Our education under attack


‘They refuse to help kids who need extra support’

Angry parents of children with special educational needs (SEN) met in New Cross, south London recently to start forming a campaign group. They all considered that their children’s SEN difficulties were not being recognised or supported. Many were furious at schools and local education authorities (LEAs) for refusing to give their children ‘statements of special needs’.

Parents see this as part of wider education cuts. As the meeting coordinator Nicky said, they had all been fighting their own little wars but now need a united movement. Parents felt they needed a stronger voice in schools and LEAs as staff seemed under pressure to refuse or delay statements to children.

Nicky spoke to the Socialist.

“I have two children with special needs; including profound hearing loss, severe attention deficit hyperactivity disorder and dyslexia. It takes such persistence to get something that should be an automatic right. To get my child the statement he needs, I had to get a private report done. This is disgusting in what’s supposed to be a free education system. Can parents afford that?

The kids need this support. The ‘playing field’ is not flat at the best of times but for a kid with any kind of special need, it’s slanted beyond belief. Parents are being misled about what’s happening, on how their kids are performing at school and what could be done to help that child. And it’s being led from central government who are cutting funding to LEAs.

By the time you get any help, you’ve turned into a rabid animal with saliva dripping down your chin! I applied for my son’s statement in May last year and got a proposal for a statement this May that has no information in it.

LEAs are completely underfunded.
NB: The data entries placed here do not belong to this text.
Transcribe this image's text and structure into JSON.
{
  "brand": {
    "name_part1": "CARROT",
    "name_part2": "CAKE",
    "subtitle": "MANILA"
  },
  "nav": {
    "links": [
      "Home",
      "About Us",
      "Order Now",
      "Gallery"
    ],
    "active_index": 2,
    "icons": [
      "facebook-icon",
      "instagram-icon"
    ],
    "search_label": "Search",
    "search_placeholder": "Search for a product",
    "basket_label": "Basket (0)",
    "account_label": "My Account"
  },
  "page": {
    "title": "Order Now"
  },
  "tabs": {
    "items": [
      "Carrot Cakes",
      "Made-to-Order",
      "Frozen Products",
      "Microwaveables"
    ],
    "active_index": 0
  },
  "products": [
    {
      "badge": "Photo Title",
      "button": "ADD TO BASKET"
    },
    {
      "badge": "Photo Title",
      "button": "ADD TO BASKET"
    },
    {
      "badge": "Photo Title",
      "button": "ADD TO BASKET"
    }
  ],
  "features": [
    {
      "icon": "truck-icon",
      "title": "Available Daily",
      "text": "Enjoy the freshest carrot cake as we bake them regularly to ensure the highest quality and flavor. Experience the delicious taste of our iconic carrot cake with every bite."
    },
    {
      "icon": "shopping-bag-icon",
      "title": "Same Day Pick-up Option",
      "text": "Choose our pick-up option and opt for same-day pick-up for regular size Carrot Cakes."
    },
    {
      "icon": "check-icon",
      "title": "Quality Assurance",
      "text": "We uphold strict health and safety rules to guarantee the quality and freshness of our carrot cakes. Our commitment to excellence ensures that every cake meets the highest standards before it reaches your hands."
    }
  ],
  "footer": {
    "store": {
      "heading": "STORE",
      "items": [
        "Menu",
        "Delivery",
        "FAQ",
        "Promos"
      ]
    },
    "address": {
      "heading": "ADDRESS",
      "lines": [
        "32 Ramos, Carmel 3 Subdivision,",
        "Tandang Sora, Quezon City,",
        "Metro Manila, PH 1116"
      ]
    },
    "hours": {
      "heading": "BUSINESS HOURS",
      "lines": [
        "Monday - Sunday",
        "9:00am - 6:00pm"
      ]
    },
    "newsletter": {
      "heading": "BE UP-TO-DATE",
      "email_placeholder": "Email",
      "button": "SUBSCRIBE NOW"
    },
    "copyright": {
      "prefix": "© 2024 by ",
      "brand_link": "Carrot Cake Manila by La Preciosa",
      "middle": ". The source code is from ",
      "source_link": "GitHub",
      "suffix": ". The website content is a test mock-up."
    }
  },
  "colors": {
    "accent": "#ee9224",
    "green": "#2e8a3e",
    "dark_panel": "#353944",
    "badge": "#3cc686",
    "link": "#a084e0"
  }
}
But why aren’t they, and the politicians who run them, screaming at central government about this and demanding funding? It’s the drip-down effect and everyone’s playing the same game, refusing to help kids who need extra support.
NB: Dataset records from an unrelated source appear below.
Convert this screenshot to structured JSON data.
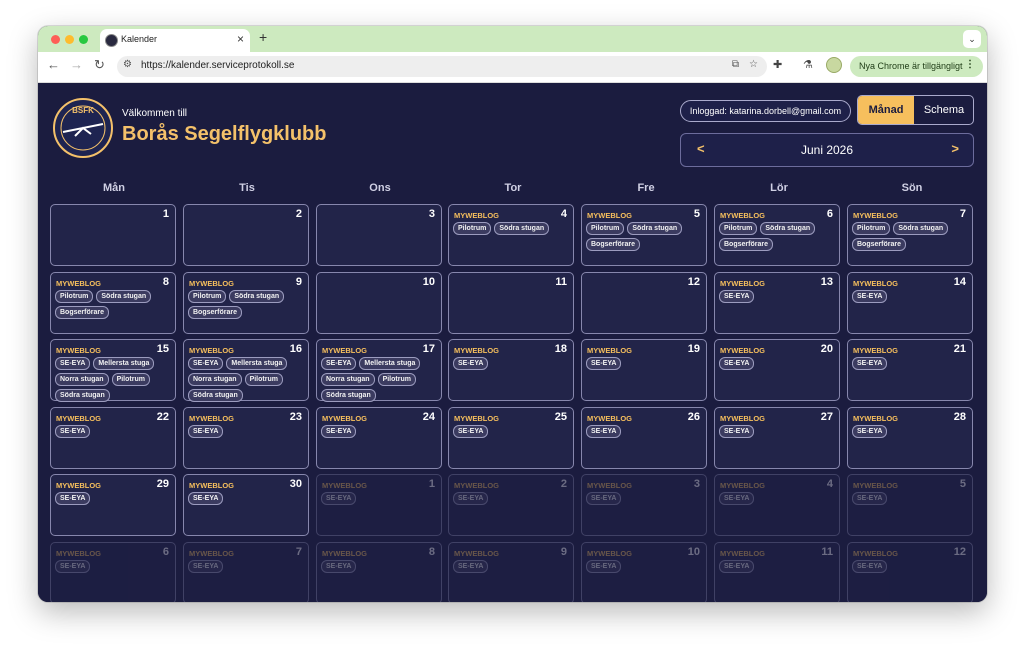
{
  "browser": {
    "tab_title": "Kalender",
    "new_tab_glyph": "+",
    "url": "https://kalender.serviceprotokoll.se",
    "update_label": "Nya Chrome är tillgängligt"
  },
  "header": {
    "logo_text": "BSFK",
    "welcome": "Välkommen till",
    "club_name": "Borås Segelflygklubb",
    "login_label": "Inloggad: katarina.dorbell@gmail.com",
    "view_month": "Månad",
    "view_schema": "Schema",
    "month_label": "Juni 2026",
    "prev_glyph": "<",
    "next_glyph": ">"
  },
  "colors": {
    "page_bg": "#1b1c3f",
    "accent": "#f6bf5d",
    "cell_bg": "#222449"
  },
  "weekdays": [
    "Mån",
    "Tis",
    "Ons",
    "Tor",
    "Fre",
    "Lör",
    "Sön"
  ],
  "calendar": {
    "days": [
      {
        "day": "1",
        "event": "",
        "chips": [],
        "current": true
      },
      {
        "day": "2",
        "event": "",
        "chips": [],
        "current": true
      },
      {
        "day": "3",
        "event": "",
        "chips": [],
        "current": true
      },
      {
        "day": "4",
        "event": "MYWEBLOG",
        "chips": [
          "Pilotrum",
          "Södra stugan"
        ],
        "current": true
      },
      {
        "day": "5",
        "event": "MYWEBLOG",
        "chips": [
          "Pilotrum",
          "Södra stugan",
          "Bogserförare"
        ],
        "current": true
      },
      {
        "day": "6",
        "event": "MYWEBLOG",
        "chips": [
          "Pilotrum",
          "Södra stugan",
          "Bogserförare"
        ],
        "current": true
      },
      {
        "day": "7",
        "event": "MYWEBLOG",
        "chips": [
          "Pilotrum",
          "Södra stugan",
          "Bogserförare"
        ],
        "current": true
      },
      {
        "day": "8",
        "event": "MYWEBLOG",
        "chips": [
          "Pilotrum",
          "Södra stugan",
          "Bogserförare"
        ],
        "current": true
      },
      {
        "day": "9",
        "event": "MYWEBLOG",
        "chips": [
          "Pilotrum",
          "Södra stugan",
          "Bogserförare"
        ],
        "current": true
      },
      {
        "day": "10",
        "event": "",
        "chips": [],
        "current": true
      },
      {
        "day": "11",
        "event": "",
        "chips": [],
        "current": true
      },
      {
        "day": "12",
        "event": "",
        "chips": [],
        "current": true
      },
      {
        "day": "13",
        "event": "MYWEBLOG",
        "chips": [
          "SE-EYA"
        ],
        "current": true
      },
      {
        "day": "14",
        "event": "MYWEBLOG",
        "chips": [
          "SE-EYA"
        ],
        "current": true
      },
      {
        "day": "15",
        "event": "MYWEBLOG",
        "chips": [
          "SE-EYA",
          "Mellersta stuga",
          "Norra stugan",
          "Pilotrum",
          "Södra stugan"
        ],
        "current": true
      },
      {
        "day": "16",
        "event": "MYWEBLOG",
        "chips": [
          "SE-EYA",
          "Mellersta stuga",
          "Norra stugan",
          "Pilotrum",
          "Södra stugan"
        ],
        "current": true
      },
      {
        "day": "17",
        "event": "MYWEBLOG",
        "chips": [
          "SE-EYA",
          "Mellersta stuga",
          "Norra stugan",
          "Pilotrum",
          "Södra stugan"
        ],
        "current": true
      },
      {
        "day": "18",
        "event": "MYWEBLOG",
        "chips": [
          "SE-EYA"
        ],
        "current": true
      },
      {
        "day": "19",
        "event": "MYWEBLOG",
        "chips": [
          "SE-EYA"
        ],
        "current": true
      },
      {
        "day": "20",
        "event": "MYWEBLOG",
        "chips": [
          "SE-EYA"
        ],
        "current": true
      },
      {
        "day": "21",
        "event": "MYWEBLOG",
        "chips": [
          "SE-EYA"
        ],
        "current": true
      },
      {
        "day": "22",
        "event": "MYWEBLOG",
        "chips": [
          "SE-EYA"
        ],
        "current": true
      },
      {
        "day": "23",
        "event": "MYWEBLOG",
        "chips": [
          "SE-EYA"
        ],
        "current": true
      },
      {
        "day": "24",
        "event": "MYWEBLOG",
        "chips": [
          "SE-EYA"
        ],
        "current": true
      },
      {
        "day": "25",
        "event": "MYWEBLOG",
        "chips": [
          "SE-EYA"
        ],
        "current": true
      },
      {
        "day": "26",
        "event": "MYWEBLOG",
        "chips": [
          "SE-EYA"
        ],
        "current": true
      },
      {
        "day": "27",
        "event": "MYWEBLOG",
        "chips": [
          "SE-EYA"
        ],
        "current": true
      },
      {
        "day": "28",
        "event": "MYWEBLOG",
        "chips": [
          "SE-EYA"
        ],
        "current": true
      },
      {
        "day": "29",
        "event": "MYWEBLOG",
        "chips": [
          "SE-EYA"
        ],
        "current": true
      },
      {
        "day": "30",
        "event": "MYWEBLOG",
        "chips": [
          "SE-EYA"
        ],
        "current": true
      },
      {
        "day": "1",
        "event": "MYWEBLOG",
        "chips": [
          "SE-EYA"
        ],
        "current": false
      },
      {
        "day": "2",
        "event": "MYWEBLOG",
        "chips": [
          "SE-EYA"
        ],
        "current": false
      },
      {
        "day": "3",
        "event": "MYWEBLOG",
        "chips": [
          "SE-EYA"
        ],
        "current": false
      },
      {
        "day": "4",
        "event": "MYWEBLOG",
        "chips": [
          "SE-EYA"
        ],
        "current": false
      },
      {
        "day": "5",
        "event": "MYWEBLOG",
        "chips": [
          "SE-EYA"
        ],
        "current": false
      },
      {
        "day": "6",
        "event": "MYWEBLOG",
        "chips": [
          "SE-EYA"
        ],
        "current": false
      },
      {
        "day": "7",
        "event": "MYWEBLOG",
        "chips": [
          "SE-EYA"
        ],
        "current": false
      },
      {
        "day": "8",
        "event": "MYWEBLOG",
        "chips": [
          "SE-EYA"
        ],
        "current": false
      },
      {
        "day": "9",
        "event": "MYWEBLOG",
        "chips": [
          "SE-EYA"
        ],
        "current": false
      },
      {
        "day": "10",
        "event": "MYWEBLOG",
        "chips": [
          "SE-EYA"
        ],
        "current": false
      },
      {
        "day": "11",
        "event": "MYWEBLOG",
        "chips": [
          "SE-EYA"
        ],
        "current": false
      },
      {
        "day": "12",
        "event": "MYWEBLOG",
        "chips": [
          "SE-EYA"
        ],
        "current": false
      }
    ]
  }
}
The LEAs are making the children pay for an underfunded system. If a child needs help, it is needed now not 12 months down the line when there are a whole lot of different problems happening.

Our group of parents are fed up with the whole system and won’t stop fighting to put pressure on the schools and on the LEAs. We’re not asking for our kids to have anything above what they should be having as their legal entitlement.

It’s the child that’s paying that price and you only really get one stab at education. If you don’t get that right, that kid could end up as a lost cause ten years on. We mean to keep fighting for our kids.”